If you see a green check `✔︎`, the board is properly detected. 
If you see a red cross `x`, manually install the pack as described above.

#### A permissions issue with PyOCD: "No available debug probes are connected"

If running the following command results in an error:

`pyocd list`

`No available debug probes are connected`

but your STM32 device is visible via `lsusb`, this may be due to **missing USB permissions**.

#### Follow these steps to fix the issue : 

- Create a new udev rule:

  `sudo nano /etc/udev/rules.d/50-st-link.rules`

- Paste this content:

  `SUBSYSTEM=="usb", ATTR{idVendor}=="0483", ATTR{idProduct}=="374b", MODE="0666"`

- Reload udev and trigger:

  `sudo udevadm control --reload-rules`

  `sudo udevadm trigger`

- Unplug and replug your STM32 device.

- Try again:

  `pyocd list`

  You should now see your board listed.

---

### Using the benchmark

From the `aidge_core/benchmark` directory, you can run benchmarks with the following commands:

#### Compare with ONNXRuntime (compute_output)

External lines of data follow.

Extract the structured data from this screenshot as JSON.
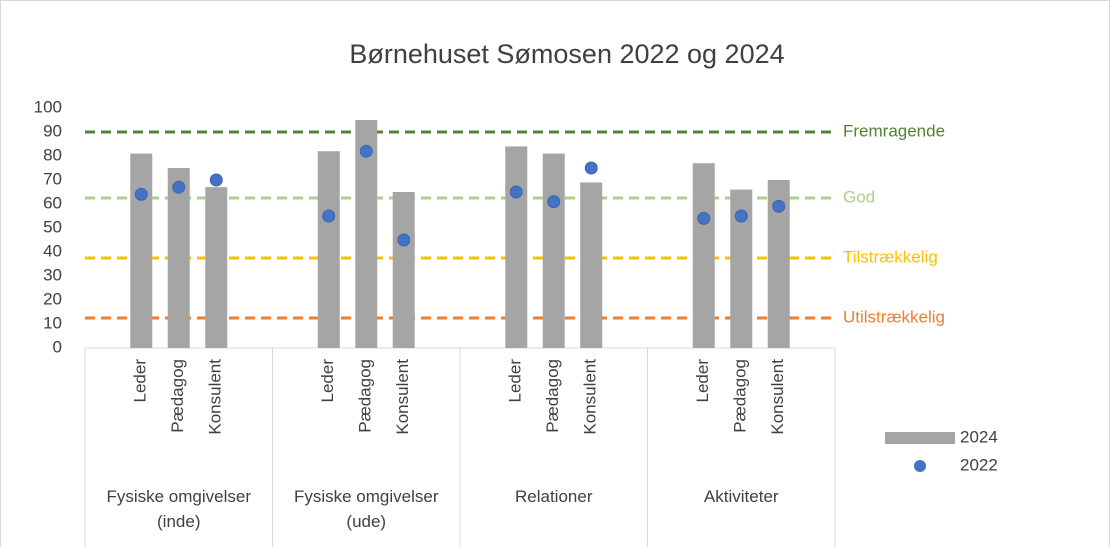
{
  "chart_data": {
    "type": "bar",
    "title": "Børnehuset Sømosen 2022 og 2024",
    "groups": [
      "Fysiske omgivelser (inde)",
      "Fysiske omgivelser (ude)",
      "Relationer",
      "Aktiviteter"
    ],
    "categories": [
      "Leder",
      "Pædagog",
      "Konsulent",
      "Leder",
      "Pædagog",
      "Konsulent",
      "Leder",
      "Pædagog",
      "Konsulent",
      "Leder",
      "Pædagog",
      "Konsulent"
    ],
    "series": [
      {
        "name": "2024",
        "color": "#a5a5a5",
        "type": "bar",
        "values": [
          81,
          75,
          67,
          82,
          95,
          65,
          84,
          81,
          69,
          77,
          66,
          70
        ]
      },
      {
        "name": "2022",
        "color": "#4472c4",
        "type": "scatter",
        "values": [
          64,
          67,
          70,
          55,
          82,
          45,
          65,
          61,
          75,
          54,
          55,
          59
        ]
      }
    ],
    "reference_lines": [
      {
        "value": 90,
        "label": "Fremragende",
        "color": "#548235"
      },
      {
        "value": 62.5,
        "label": "God",
        "color": "#a9d18e"
      },
      {
        "value": 37.5,
        "label": "Tilstrækkelig",
        "color": "#ffc000"
      },
      {
        "value": 12.5,
        "label": "Utilstrækkelig",
        "color": "#ed7d31"
      }
    ],
    "ylim": [
      0,
      100
    ],
    "yticks": [
      0,
      10,
      20,
      30,
      40,
      50,
      60,
      70,
      80,
      90,
      100
    ],
    "grid": false
  }
}
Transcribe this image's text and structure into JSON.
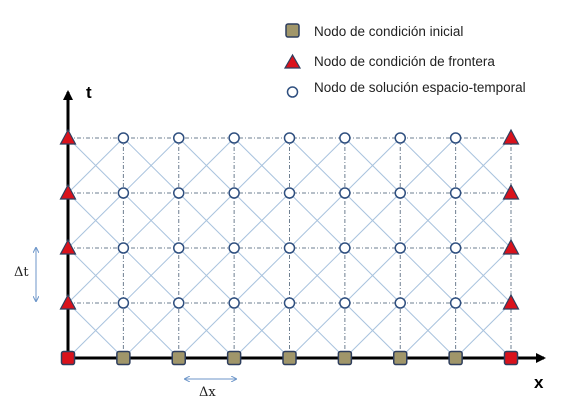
{
  "legend": {
    "initial_node": "Nodo de condición inicial",
    "boundary_node": "Nodo de condición de frontera",
    "solution_node": "Nodo de solución espacio-temporal"
  },
  "axes": {
    "x_label": "x",
    "t_label": "t"
  },
  "steps": {
    "dx_label": "Δx",
    "dt_label": "Δt"
  },
  "grid": {
    "columns": 9,
    "rows": 5
  },
  "colors": {
    "initial_node_fill": "#a0966a",
    "initial_node_border": "#2e3e5e",
    "boundary_node_fill": "#d9121c",
    "boundary_node_border": "#2e3e5e",
    "solution_node_fill": "#ffffff",
    "solution_node_border": "#2f4f7f",
    "grid_line": "#6e7f90",
    "diagonal_line": "#a9c3de",
    "axis": "#000000",
    "step_arrow": "#6d96c9"
  }
}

`aidge_benchmark --config-file ./operator_config/relu_config.json --modules aidge_export_arm_cortexm --results-directory results`

#### Inference time measurement (measure_inference_time)

`aidge_benchmark --config-file ./operator_config/relu_config.json --modules aidge_export_arm_cortexm --results-directory results --nb-iteration 20 -t`

---

### Important notes
#### Serial Port: "Permission denied: '/dev/ttyACM0'"

If you see an error like this when trying to flash :

`Error connecting to serial port: [Errno 13] could not open port /dev/ttyACM0: [Errno 13] Permission denied: '/dev/ttyACM0'`

This usually means your user doesn't have the right permissions for serial access.

For fix that you have to add your user to the `dialout` group : 

`sudo usermod -a -G dialout $USER`

Then Restart your terminal for the change to take effect


#### Capture timeout and longer UART output

- When measuring inference time using multiple forward calls, capture times may increase. To avoid premature interruption of the capture process, it is important to increase `uart_capture_duration` in the `board_config.json` accordingly (e.g., from 30s to 60 or more),


#### Retrying flash in case of UART failure

- The flashing process now includes a retry mechanism:  
  if the UART output file is missing or empty, the firmware is reflashed up to **5 times by default** (this can be changed via the `MAX_RETRIES` constant in the code).
  
- This improves robustness against rare flashing issues caused by the `pyOCD` library, where firmware may not start correctly despite successful flashing.
- A special **end keyword** (default: `"DEMO END"`) is now expected in the UART output to determine when inference is complete and to stop UART capture.


- The file `uart_output.txt` is automatically generated during execution and placed in the `export_folder`.
- An `export_log.log` file is generated at compilation to store the build logs.
- The `board_config.json` file is essential for configuring board flashing. When testing dimensions like `[16]`, you must increase `uart_capture_duration` to at least `60` or more.

---

### Limitations

#### 1. **Memory limitations (RAM / Flash)**

- From dimensions like `[32, 32, 32, 32]` (e.g., for ReLU), compilation errors or RAM/Flash overflows may occur.
- It is recommended to stay within maximum dimensions of `16`, such as `[1,1,1,1]`, `[4,4,4,4]`, or `[16,16,16,16]`.

#### 2. **Instability during consecutive flashes**
- If the firmware does not start correctly or no UART output is captured, the system retries flashing.
- You can modify the number of attempts by adjusting the `MAX_RETRIES` constant in the code.
A known issue exists when running the program on the STM32 board multiple times in sequence or with a large `.elf` file.

- When running multiple benchmarks consecutively, the STM32 may not execute the firmware correctly, even if flashing appears successful.
- The UART remains silent (`uart_output.txt` is empty), requiring several attempts until the UART finally outputs expected values.
---

### Recommendations

- **Avoid running benchmarks consecutively in the same session.**
- **Separate different tensor dimensions into different JSON config files.**
- Running benchmarks **individually** helps reduce flashing failures.
- Increase `uart_capture_duration` when working with large output tensors.

## License

Aidge has a Eclipse Public License 2.0, as found in the [LICENSE](LICENSE).